Source: By Ari Natter, Bloomberg • Posted: Monday, October 10, 2022

Energy Department has new power under Defense Production Act Department seeking to use to boost transformers, solar panels

The US Energy Department is considering ways to boost the domestic production of clean energy technology such as solar panels, transformers and hydrogen fuel cells using the powers of a Cold War-era law once invoked by former President Donald Trump to prop up money-losing coal plants.

The agency said in a notice Monday it’s seeking public input on how to use the Defense Production Act to speed up production of technology for grid reliability and clean-energy deployment. President Joe Biden’s administration granted the agency new authority over the summer to use the 1950 law.

“The national defense imperative to strengthen the U.S. clean energy manufacturing base has become more urgent,” the Energy Department said in a statement. “Russia’s war on Ukraine and impacts of the COVID-19 pandemic disrupted global supply chains and underscored the dangers of our over-reliance on foreign sources for grid components and fossil fuels from adversarial nations.”

Energy Secretary Jennifer Granholm said her department wants to continue hearing “from industry, labor, environmental, energy justice, and state, local and Tribal stakeholders about how we can best use this powerful new authority to support the clean energy workforce and technologies needed to combat climate change.”

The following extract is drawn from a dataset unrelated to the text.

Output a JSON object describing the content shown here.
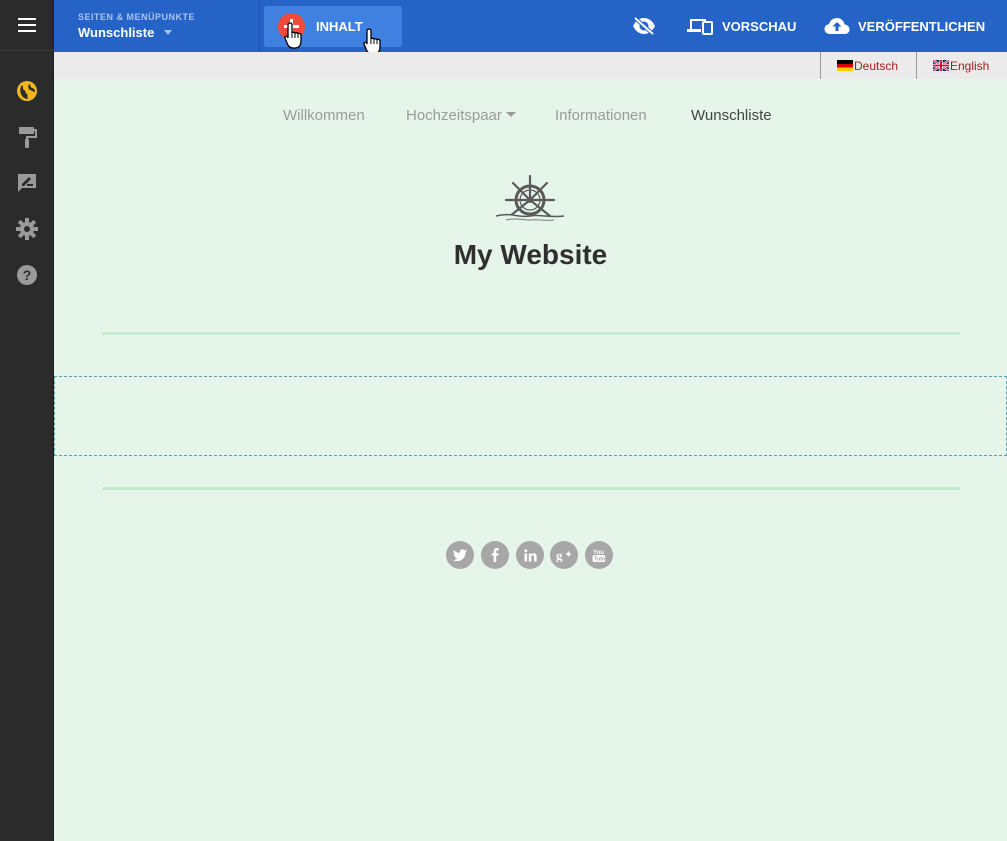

The Defense Production Act was harnessed by President Harry Truman to make steel for the Korean War and by Trump to spur mask production during the coronavirus pandemic.

The Energy Department said it plans to use the law to strengthen US supply chains, including purchases, purchase commitments and financial assistance. That includes direct financial support to expand US manufacturing or committing to purchasing a quantity of transformers to provide manufacturers with demand certainty.

In addition, the department is considering using the Defense Production Act to boost American production of solar photovoltaics, insulation and electrolyzers, fuel cells and platinum group metal catalysts seen as boosting the production and utilization of clean hydrogen.

“Building the domestic energy industrial base necessary to maintain and strengthen grid reliability and resilience is critical to the U.S. economy and our national defense,” the department said in the statement.